In vector calculus, the nabla symbol $\nabla$ is used to denote three different operations:
- the gradient of a scalar function $f$ is vector field: $\mathrm{grad}(f)=\nabla f$
- the divergence of a vector field $\mathbf{F}$ is the scalar function: $\mathrm{div}(\mathbf{F})=\nabla\cdot\mathbf{F}$
Furthermore,
- the Laplacian of a scalar function $f$ is a scalar function: $\mathrm{lap}(f)=\mathrm{div}(\mathrm{grad}(f))=\nabla\cdot(\nabla f)=\nabla^2f=\Delta f$
- the gradient of a vector field $\mathbf{F}$ is the 2nd order tensor field: $\mathrm{grad}(\mathbf{F})=(\nabla\mathbf{F})^T=\mathbf{J}(\mathbf{F})$, where $\mathbf{J}(\mathbf{F})$ is the Jacobian of $\mathbf{F}$.
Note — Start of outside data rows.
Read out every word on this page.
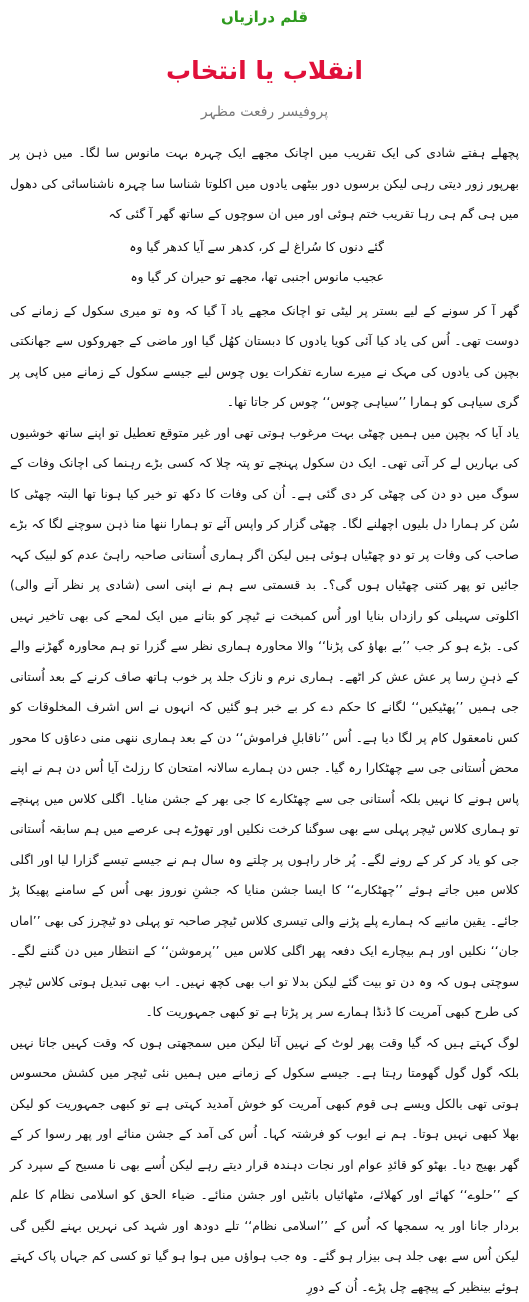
قلم درازیاں
انقلاب یا انتخاب
پروفیسر رفعت مظہر

پچھلے ہفتے شادی کی ایک تقریب میں اچانک مجھے ایک چہرہ بہت مانوس سا لگا۔ میں ذہن پر بھرپور زور دیتی رہی لیکن برسوں دور بیٹھی یادوں میں اکلوتا شناسا سا چہرہ ناشناسائی کی دھول میں ہی گم ہی رہا تقریب ختم ہوئی اور میں ان سوچوں کے ساتھ گھر آ گئی کہ

گئے دنوں کا سُراغ لے کر، کدھر سے آیا کدھر گیا وہ

عجیب مانوس اجنبی تھا، مجھے تو حیران کر گیا وہ

گھر آ کر سونے کے لیے بستر پر لیٹی تو اچانک مجھے یاد آ گیا کہ وہ تو میری سکول کے زمانے کی دوست تھی۔ اُس کی یاد کیا آئی کویا یادوں کا دبستان کھُل گیا اور ماضی کے جھروکوں سے جھانکتی بچپن کی یادوں کی مہک نے میرے سارے تفکرات یوں چوس لیے جیسے سکول کے زمانے میں کاپی پر گری سیاہی کو ہمارا ’’سیاہی چوس‘‘ چوس کر جاتا تھا۔

یاد آیا کہ بچپن میں ہمیں چھٹی بہت مرغوب ہوتی تھی اور غیر متوقع تعطیل تو اپنے ساتھ خوشیوں کی بہاریں لے کر آتی تھی۔ ایک دن سکول پہنچے تو پتہ چلا کہ کسی بڑے رہنما کی اچانک وفات کے سوگ میں دو دن کی چھٹی کر دی گئی ہے۔ اُن کی وفات کا دکھ تو خیر کیا ہونا تھا البتہ چھٹی کا سُن کر ہمارا دل بلیوں اچھلنے لگا۔ چھٹی گزار کر واپس آئے تو ہمارا ننھا منا ذہن سوچنے لگا کہ بڑے صاحب کی وفات پر تو دو چھٹیاں ہوئی ہیں لیکن اگر ہماری اُستانی صاحبہ راہیٔ عدم کو لبیک کہہ جائیں تو پھر کتنی چھٹیاں ہوں گی؟۔ بد قسمتی سے ہم نے اپنی اسی (شادی پر نظر آنے والی) اکلوتی سہیلی کو رازداں بنایا اور اُس کمبخت نے ٹیچر کو بتانے میں ایک لمحے کی بھی تاخیر نہیں کی۔ بڑے ہو کر جب ’’بے بھاؤ کی پڑنا‘‘ والا محاورہ ہماری نظر سے گزرا تو ہم محاورہ گھڑنے والے کے ذہنِ رسا پر عش عش کر اٹھے۔ ہماری نرم و نازک جلد پر خوب ہاتھ صاف کرنے کے بعد اُستانی جی ہمیں ’’پھٹیکیں‘‘ لگانے کا حکم دے کر بے خبر ہو گئیں کہ انہوں نے اس اشرف المخلوقات کو کس نامعقول کام پر لگا دیا ہے۔ اُس ’’ناقابلِ فراموش‘‘ دن کے بعد ہماری ننھی منی دعاؤں کا محور محض اُستانی جی سے چھٹکارا رہ گیا۔ جس دن ہمارے سالانہ امتحان کا رزلٹ آیا اُس دن ہم نے اپنے پاس ہونے کا نہیں بلکہ اُستانی جی سے چھٹکارے کا جی بھر کے جشن منایا۔ اگلی کلاس میں پہنچے تو ہماری کلاس ٹیچر پہلی سے بھی سوگنا کرخت نکلیں اور تھوڑے ہی عرصے میں ہم سابقہ اُستانی جی کو یاد کر کر کے رونے لگے۔ پُر خار راہوں پر چلتے وہ سال ہم نے جیسے تیسے گزارا لیا اور اگلی کلاس میں جاتے ہوئے ’’چھٹکارے‘‘ کا ایسا جشن منایا کہ جشنِ نوروز بھی اُس کے سامنے پھیکا پڑ جائے۔ یقین مانیے کہ ہمارے پلے پڑنے والی تیسری کلاس ٹیچر صاحبہ تو پہلی دو ٹیچرز کی بھی ’’اماں جان‘‘ نکلیں اور ہم بیچارے ایک دفعہ پھر اگلی کلاس میں ’’پرموشن‘‘ کے انتظار میں دن گننے لگے۔ سوچتی ہوں کہ وہ دن تو بیت گئے لیکن بدلا تو اب بھی کچھ نہیں۔ اب بھی تبدیل ہوتی کلاس ٹیچر کی طرح کبھی آمریت کا ڈنڈا ہمارے سر پر پڑتا ہے تو کبھی جمہوریت کا۔

لوگ کہتے ہیں کہ گیا وقت پھر لوٹ کے نہیں آتا لیکن میں سمجھتی ہوں کہ وقت کہیں جاتا نہیں بلکہ گول گول گھومتا رہتا ہے۔ جیسے سکول کے زمانے میں ہمیں نئی ٹیچر میں کشش محسوس ہوتی تھی بالکل ویسے ہی قوم کبھی آمریت کو خوش آمدید کہتی ہے تو کبھی جمہوریت کو لیکن بھلا کبھی نہیں ہوتا۔ ہم نے ایوب کو فرشتہ کہا۔ اُس کی آمد کے جشن منائے اور پھر رسوا کر کے گھر بھیج دیا۔ بھٹو کو قائدِ عوام اور نجات دہندہ قرار دیتے رہے لیکن اُسے بھی نا مسیح کے سپرد کر کے ’’حلوے‘‘ کھائے اور کھلائے، مٹھائیاں بانٹیں اور جشن منائے۔ ضیاء الحق کو اسلامی نظام کا علم بردار جانا اور یہ سمجھا کہ اُس کے ’’اسلامی نظام‘‘ تلے دودھ اور شہد کی نہریں بہنے لگیں گی لیکن اُس سے بھی جلد ہی بیزار ہو گئے۔ وہ جب ہواؤں میں ہوا ہو گیا تو کسی کم جہاں پاک کہتے ہوئے بینظیر کے پیچھے چل پڑے۔ اُن کے دورِ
These notations are taken from the Wikipedia article on vector calculus identities. Now, the Wikipedia article on the Hessian matrix states, that
- the Hessian $\mathbf{H}(f)$ of a scalar function is the Jacobian of its gradient, i.e. $\mathbf{H}(f)=\mathbf{J}(\nabla f)$
Therefore, the Hessian in vector calculus notation would be:
- $\mathbf{H}(f)=(\nabla(\nabla f))^\top=\nabla(\nabla f)$, since the Hessian is always symmetric (for continuous functions).
However, this is a bit inconsistent. All of the above identities could be derived with $\nabla$ being identified as a column vector of partial derivative operators. Thus, $\nabla f$ produces a column vector. However, then $\nabla$ can (for the sake of consistency) only be applied to a row vector field $\mathbf{F}$, giving matrices (a column vector times a row vector implies the outer product and thus produces a matrix). Therefore, one should write the Hessian as
- $\mathbf{H}(f)=\nabla(\nabla f)^\top$
Which of these alternatives is better/correct? Probably there is some freedom, since we can also define the gradient operator to act on a row vector, while it also produces row vectors for a scalar function. Yet, this is somewhat inelegant.
Best Answer
The most elegant way is probably to write the Hessian explicitly as an outer product:
$\mathbf{H}(f)=\nabla\otimes\nabla f$
This avoids any ambiguity with the Laplacian as well as clumsy notations with the transpose and does not depend on $\nabla f$ being defined as a column vector.
In this case, the gradient of a vector field should everywhere be rewritten as $\nabla\otimes\mathbf{F}$.